Every year since 1960, without a fail, the staff at Stamford Hospital in Lincolnshire, England receive Christmas cards from an anonymous patient.
One of the cards reads: “From a very grateful patient in 1960! And still going strong.”
For the last nearly 60 years, the patient has been a mystery. The only two things that are known about him are: first, that he is a man — because the letters are addressed to the Exeter Ward which used to be an all-male ward back in the ’60s; and second, that he is probably from Chelmsford, Essex, because of the postal mark for the South East Anglia Mail Centre there.
Sue Brooks, the matron at Stamford Hospital, says that she is very curious to find out who the patient is so that she can also say “thank you” to him for all the Christmas cards the hospital received through the years.
“It appears on my desk every year and it comes from a male patient who was obviously with us in 1960 and had cause to be grateful for his treatment, so I am really interested to find out who this patient is and why he feels the need to say thank you so often and for 50 something years.”
Besides Brooks, all members of staff who worked at the hospital back in 1960, as well as the current staff, are puzzled with the identity and the story of the person who sends the cards.
“This has been a great mystery for staff at Stamford Hospital since 1960 who are eager to find out the mystery sender of the Christmas card” Brooks adds, “so they can too say thank you and Merry Christmas back at him.” But it seems impossible to track him.
Everyone is intrigued with the gratitude of this person because we live in a world where people use thank you too often as a polite courtesy without a genuine appreciation for other people’s attention, help, and kindness.
We might say thank you a hundred times in a day to many people on our way, which is nice, but we are not used to someone saying thank you every year, to the same people, for the same thing that happened almost 60 years ago. This man’s ritual of gratitude is unique and by not revealing his identity, he created a heart-warming mini-mystery.
Last year, after the card arrived as usual a few days before Christmas, a spokesperson of the NWA foundation announced that “the Christmas card appears every year without fail on the Matron’s desk at Stamford Hospital and the patient must have had good cause to be grateful for the treatment he received.”
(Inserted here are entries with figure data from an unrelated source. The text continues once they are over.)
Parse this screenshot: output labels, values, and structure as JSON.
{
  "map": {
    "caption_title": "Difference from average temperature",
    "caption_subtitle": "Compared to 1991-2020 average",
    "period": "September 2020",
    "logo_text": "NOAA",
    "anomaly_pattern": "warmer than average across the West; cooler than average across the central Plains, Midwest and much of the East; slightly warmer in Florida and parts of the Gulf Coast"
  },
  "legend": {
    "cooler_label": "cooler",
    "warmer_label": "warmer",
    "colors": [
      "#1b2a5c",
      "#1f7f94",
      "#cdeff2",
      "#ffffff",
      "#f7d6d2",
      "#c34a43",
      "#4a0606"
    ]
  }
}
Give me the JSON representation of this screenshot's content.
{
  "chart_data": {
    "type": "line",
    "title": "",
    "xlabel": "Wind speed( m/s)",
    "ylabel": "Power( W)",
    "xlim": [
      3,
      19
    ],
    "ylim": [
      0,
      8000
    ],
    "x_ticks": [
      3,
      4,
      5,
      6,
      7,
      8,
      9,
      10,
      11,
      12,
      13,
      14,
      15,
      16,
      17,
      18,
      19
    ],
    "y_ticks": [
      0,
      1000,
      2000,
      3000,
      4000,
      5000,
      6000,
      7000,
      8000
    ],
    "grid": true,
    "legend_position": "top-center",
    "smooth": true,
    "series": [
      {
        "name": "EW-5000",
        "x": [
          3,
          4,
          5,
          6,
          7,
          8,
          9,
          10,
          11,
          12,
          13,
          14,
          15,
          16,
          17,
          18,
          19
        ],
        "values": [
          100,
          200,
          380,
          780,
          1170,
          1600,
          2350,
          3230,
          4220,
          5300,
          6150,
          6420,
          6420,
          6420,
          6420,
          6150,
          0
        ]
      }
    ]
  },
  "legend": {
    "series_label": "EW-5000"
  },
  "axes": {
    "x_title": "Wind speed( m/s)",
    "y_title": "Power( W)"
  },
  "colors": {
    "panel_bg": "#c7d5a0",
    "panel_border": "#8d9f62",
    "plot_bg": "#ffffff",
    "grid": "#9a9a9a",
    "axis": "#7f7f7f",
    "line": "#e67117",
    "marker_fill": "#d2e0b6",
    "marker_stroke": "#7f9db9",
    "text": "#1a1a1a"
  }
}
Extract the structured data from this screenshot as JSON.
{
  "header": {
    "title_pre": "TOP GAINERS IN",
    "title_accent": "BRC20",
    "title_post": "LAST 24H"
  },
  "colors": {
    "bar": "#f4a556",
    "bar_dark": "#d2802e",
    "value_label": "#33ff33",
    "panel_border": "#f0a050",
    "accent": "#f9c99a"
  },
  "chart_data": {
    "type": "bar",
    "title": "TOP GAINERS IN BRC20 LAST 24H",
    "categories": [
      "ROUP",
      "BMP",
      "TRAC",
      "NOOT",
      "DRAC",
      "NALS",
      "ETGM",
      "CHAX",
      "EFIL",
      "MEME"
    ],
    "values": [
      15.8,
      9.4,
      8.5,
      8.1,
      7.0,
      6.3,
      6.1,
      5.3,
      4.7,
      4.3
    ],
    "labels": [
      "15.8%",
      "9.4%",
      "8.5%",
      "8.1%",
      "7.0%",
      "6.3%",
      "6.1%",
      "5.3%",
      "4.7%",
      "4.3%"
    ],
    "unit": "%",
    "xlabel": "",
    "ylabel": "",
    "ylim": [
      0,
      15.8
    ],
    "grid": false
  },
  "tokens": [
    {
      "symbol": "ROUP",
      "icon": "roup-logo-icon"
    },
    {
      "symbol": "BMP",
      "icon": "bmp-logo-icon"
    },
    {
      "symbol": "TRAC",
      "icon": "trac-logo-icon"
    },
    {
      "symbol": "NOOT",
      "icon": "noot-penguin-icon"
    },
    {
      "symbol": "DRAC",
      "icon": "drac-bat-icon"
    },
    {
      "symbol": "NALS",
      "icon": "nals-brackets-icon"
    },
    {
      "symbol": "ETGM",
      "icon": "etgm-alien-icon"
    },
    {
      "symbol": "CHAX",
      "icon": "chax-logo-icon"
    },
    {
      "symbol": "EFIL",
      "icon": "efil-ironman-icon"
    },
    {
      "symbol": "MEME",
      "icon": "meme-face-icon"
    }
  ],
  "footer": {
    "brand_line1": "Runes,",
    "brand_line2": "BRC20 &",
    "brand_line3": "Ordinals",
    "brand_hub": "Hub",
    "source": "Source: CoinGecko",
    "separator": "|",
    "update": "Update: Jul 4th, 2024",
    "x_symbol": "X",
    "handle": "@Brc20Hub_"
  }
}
“Members of staff who worked at the hospital in 1960 and the current staff as well are all intrigued about the card and why he feels the need to say thank you after all these years,” says the spokesperson, speaking for all who work or ever worked at this place, especially the nursing staff employed at the Exeter Ward of the hospital in 1960.
Maybe someday this mysterious grateful man’s identity would be revealed, and his story shared in the media. Maybe it would be an inspiring one turned into a Hollywood movie. Maybe there won’t be anything particularly exhilarating in it. So maybe, it would be best if it remains a pleasant little mystery.